Health Information Security and the Cloud

Back in 2005, Hurricane Katrina smashed into the Gulf Coast community of Waveland, Mississippi. Among the many losses were the community’s medical files. The storm instantly wiped out more than 10,000 of Waveland Medical Center’s patient medical records.

“For the past year, we have had to rely on our memories and notecards to keep track of patient care while treating patients outside or in a tent, battling against power outages, and working without heat in the cold and without air conditioning in the summer,” said Roberta Chilimiagras, M.D., WMC’s owner, in the days after the storm.

Patients fleeing the Gulf Coast area often sought treatment elsewhere. In Houston, Melinda Amedee presented at the MD Anderson Cancer Center, saying that she had been scheduled to have a tumor removed from her kidney at a New Orleans hospital. As Time magazine reported, her case posed a serious challenge to the doctors in Houston, who had no medical records and no way of contacting her Louisiana kidney specialist.

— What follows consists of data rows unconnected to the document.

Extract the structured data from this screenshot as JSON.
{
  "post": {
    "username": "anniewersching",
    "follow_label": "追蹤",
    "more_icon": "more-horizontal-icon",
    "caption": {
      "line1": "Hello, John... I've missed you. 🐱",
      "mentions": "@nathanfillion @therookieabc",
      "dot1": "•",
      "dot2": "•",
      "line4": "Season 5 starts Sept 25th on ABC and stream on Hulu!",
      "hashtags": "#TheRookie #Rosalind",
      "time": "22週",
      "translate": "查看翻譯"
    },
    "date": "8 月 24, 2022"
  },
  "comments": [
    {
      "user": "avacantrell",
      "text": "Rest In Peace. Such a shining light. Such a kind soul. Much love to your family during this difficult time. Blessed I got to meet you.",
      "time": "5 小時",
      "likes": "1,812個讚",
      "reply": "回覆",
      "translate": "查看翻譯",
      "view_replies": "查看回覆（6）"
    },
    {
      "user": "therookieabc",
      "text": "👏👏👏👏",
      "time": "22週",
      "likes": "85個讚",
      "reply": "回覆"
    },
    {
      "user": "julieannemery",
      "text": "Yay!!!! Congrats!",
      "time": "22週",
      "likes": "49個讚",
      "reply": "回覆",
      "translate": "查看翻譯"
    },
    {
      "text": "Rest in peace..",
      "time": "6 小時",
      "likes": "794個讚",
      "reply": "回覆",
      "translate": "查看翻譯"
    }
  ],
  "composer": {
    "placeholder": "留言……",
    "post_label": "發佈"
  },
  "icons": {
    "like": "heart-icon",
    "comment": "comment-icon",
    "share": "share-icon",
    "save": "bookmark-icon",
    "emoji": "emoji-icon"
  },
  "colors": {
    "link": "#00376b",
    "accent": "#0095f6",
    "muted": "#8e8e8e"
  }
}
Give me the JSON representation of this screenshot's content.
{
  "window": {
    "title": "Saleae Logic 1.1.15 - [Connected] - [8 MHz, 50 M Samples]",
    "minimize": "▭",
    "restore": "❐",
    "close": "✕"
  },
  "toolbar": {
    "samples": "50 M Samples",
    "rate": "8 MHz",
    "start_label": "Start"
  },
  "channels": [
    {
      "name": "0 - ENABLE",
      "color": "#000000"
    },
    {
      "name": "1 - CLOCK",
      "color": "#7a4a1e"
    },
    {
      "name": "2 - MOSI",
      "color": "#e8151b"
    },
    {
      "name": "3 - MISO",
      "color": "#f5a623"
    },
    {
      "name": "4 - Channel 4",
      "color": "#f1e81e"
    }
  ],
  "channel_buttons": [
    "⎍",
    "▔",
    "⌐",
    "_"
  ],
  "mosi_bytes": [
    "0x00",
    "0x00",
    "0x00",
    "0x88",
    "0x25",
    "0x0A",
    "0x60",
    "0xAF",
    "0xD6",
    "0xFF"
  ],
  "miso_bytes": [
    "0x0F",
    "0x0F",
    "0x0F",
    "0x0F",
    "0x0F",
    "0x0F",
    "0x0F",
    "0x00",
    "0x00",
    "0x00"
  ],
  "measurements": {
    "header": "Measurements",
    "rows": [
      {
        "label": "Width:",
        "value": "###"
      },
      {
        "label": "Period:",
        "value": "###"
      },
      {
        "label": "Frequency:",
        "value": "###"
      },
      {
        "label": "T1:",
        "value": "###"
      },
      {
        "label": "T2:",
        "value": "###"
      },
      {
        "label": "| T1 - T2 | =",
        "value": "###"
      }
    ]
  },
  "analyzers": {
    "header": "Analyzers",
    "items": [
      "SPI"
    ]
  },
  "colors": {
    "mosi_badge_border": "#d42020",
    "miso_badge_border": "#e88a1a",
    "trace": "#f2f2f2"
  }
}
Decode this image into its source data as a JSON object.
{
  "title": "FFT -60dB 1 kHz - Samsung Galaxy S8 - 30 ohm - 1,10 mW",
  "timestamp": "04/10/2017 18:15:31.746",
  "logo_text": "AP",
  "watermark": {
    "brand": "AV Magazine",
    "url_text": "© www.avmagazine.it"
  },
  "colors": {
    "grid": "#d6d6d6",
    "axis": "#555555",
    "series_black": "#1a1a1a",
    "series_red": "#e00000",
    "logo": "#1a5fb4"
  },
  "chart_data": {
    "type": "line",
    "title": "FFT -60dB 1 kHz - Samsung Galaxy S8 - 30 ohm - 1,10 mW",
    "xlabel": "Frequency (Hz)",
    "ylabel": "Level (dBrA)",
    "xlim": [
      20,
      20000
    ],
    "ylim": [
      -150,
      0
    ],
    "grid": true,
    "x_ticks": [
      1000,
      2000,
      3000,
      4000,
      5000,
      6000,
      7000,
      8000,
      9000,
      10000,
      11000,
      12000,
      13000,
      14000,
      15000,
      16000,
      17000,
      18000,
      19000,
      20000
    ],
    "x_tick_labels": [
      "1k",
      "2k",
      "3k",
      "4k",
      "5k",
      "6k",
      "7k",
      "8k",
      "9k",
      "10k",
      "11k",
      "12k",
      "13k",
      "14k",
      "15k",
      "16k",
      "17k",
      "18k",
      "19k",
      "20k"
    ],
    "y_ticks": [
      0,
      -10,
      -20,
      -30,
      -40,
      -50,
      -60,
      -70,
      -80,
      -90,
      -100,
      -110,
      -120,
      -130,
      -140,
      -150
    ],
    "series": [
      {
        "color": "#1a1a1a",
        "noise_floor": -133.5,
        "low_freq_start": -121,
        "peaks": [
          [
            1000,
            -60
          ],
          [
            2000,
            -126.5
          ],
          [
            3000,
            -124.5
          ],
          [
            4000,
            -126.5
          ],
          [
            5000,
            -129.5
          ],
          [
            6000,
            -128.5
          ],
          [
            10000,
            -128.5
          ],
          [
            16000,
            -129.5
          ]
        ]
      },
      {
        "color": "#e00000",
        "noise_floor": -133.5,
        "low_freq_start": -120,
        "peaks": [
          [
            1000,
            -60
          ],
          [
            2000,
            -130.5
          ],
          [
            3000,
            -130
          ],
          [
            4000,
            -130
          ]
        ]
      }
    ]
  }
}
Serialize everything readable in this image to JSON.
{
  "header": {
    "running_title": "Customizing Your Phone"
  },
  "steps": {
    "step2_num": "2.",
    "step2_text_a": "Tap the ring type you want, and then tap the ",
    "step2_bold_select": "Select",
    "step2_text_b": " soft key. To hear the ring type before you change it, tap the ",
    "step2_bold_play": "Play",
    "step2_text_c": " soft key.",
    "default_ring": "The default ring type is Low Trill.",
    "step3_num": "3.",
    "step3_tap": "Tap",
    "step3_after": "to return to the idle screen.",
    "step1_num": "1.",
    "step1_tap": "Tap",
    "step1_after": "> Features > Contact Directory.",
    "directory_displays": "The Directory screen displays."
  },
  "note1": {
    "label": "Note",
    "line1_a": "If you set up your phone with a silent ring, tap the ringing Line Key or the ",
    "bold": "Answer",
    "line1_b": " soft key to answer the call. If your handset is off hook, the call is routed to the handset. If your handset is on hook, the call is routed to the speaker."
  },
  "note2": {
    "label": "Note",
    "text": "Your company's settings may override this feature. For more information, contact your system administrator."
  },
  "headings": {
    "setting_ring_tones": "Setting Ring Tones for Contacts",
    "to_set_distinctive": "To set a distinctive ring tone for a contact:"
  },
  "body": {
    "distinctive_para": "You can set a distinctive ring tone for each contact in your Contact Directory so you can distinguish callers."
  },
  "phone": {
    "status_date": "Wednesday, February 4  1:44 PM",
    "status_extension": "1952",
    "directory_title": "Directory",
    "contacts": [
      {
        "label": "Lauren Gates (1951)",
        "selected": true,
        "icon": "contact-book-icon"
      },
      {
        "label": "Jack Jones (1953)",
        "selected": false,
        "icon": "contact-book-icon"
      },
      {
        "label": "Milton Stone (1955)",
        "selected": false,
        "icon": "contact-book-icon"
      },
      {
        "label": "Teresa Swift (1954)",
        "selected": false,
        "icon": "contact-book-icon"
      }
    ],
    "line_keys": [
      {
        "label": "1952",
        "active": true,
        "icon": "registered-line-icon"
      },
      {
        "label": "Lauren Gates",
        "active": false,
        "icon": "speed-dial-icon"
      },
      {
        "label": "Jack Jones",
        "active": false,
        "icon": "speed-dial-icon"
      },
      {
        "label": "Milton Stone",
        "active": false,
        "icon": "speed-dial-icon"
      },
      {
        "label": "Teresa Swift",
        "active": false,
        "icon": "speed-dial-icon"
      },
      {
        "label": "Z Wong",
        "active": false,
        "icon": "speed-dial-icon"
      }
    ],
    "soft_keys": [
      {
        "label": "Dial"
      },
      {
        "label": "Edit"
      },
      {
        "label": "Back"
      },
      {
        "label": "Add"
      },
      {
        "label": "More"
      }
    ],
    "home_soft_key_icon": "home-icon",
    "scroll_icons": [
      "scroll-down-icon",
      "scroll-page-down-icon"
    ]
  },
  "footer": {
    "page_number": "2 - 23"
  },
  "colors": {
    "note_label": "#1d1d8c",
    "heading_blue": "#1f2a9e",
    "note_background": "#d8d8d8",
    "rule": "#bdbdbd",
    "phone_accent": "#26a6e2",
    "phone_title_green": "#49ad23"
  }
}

This example – extreme as it is – highlights a critical, and often overlooked, component of the privacy and security of patient information. Health information security can be thought of as a three-legged stool—Confidentiality, Integrity, and Availability. It’s widely accepted that health information must be kept confidential. But what good is all that information if doctors and their patients can’t get to it at the critical moments? I’d argue that on a day-to-day basis, patient access to, and input on, what is in their health records is an aspect of privacy and security that deserves greater attention.

When it comes to enabling availability security, cloud-based EHR services offer some distinct advantages, including:

  • On-demand availability 24 hours a day from any location (brief maintenance breaks excepted)
  • Ability to back up data at another secure location that is geographically separate from the primary location
  • Ability to apply a uniform, high level of security, privacy controls and resources across medical practices, large and small, across multiple practice geographies. While some large, security-focused health systems might attain a high level of consistency in security across multiple entities and geographies using a client-server model, few will manage to maintain that consistency over time.
  • An integrated database platform makes data available across multiple service lines without the availability and data integrity risk inherent in cobbling together multiple information platforms.

Availability is often highly restricted in paper-based information and in the client-server software world. For entities stuck with paper, there is very limited access for those who can physically get to the records, which can get lost and misplaced. There’s also little ability to audit who has obtained access to, or altered, a record. These problems persist in many client-server software systems where patient information is siloed and walled off.

This is not to suggest that a cloud-based electronic health record system leads to an information security Nirvana.  Clinicians in the market for an EHR should do their full diligence.

The best systems—whether on a cloud (private or public), or client-server platform – observe basic information security practices. Any health care organization needs to balance relative performance on availability with the other two legs of the security stool.  Better availability of records in the aftermath of Katrina could have helped many in Waveland and other Gulf Coast communities. And it can make a difference in the day-to-day as well through improved care coordination and outcomes.

Dan Orenstein is Senior Vice-President and Chief Counsel at athenahealth, Inc.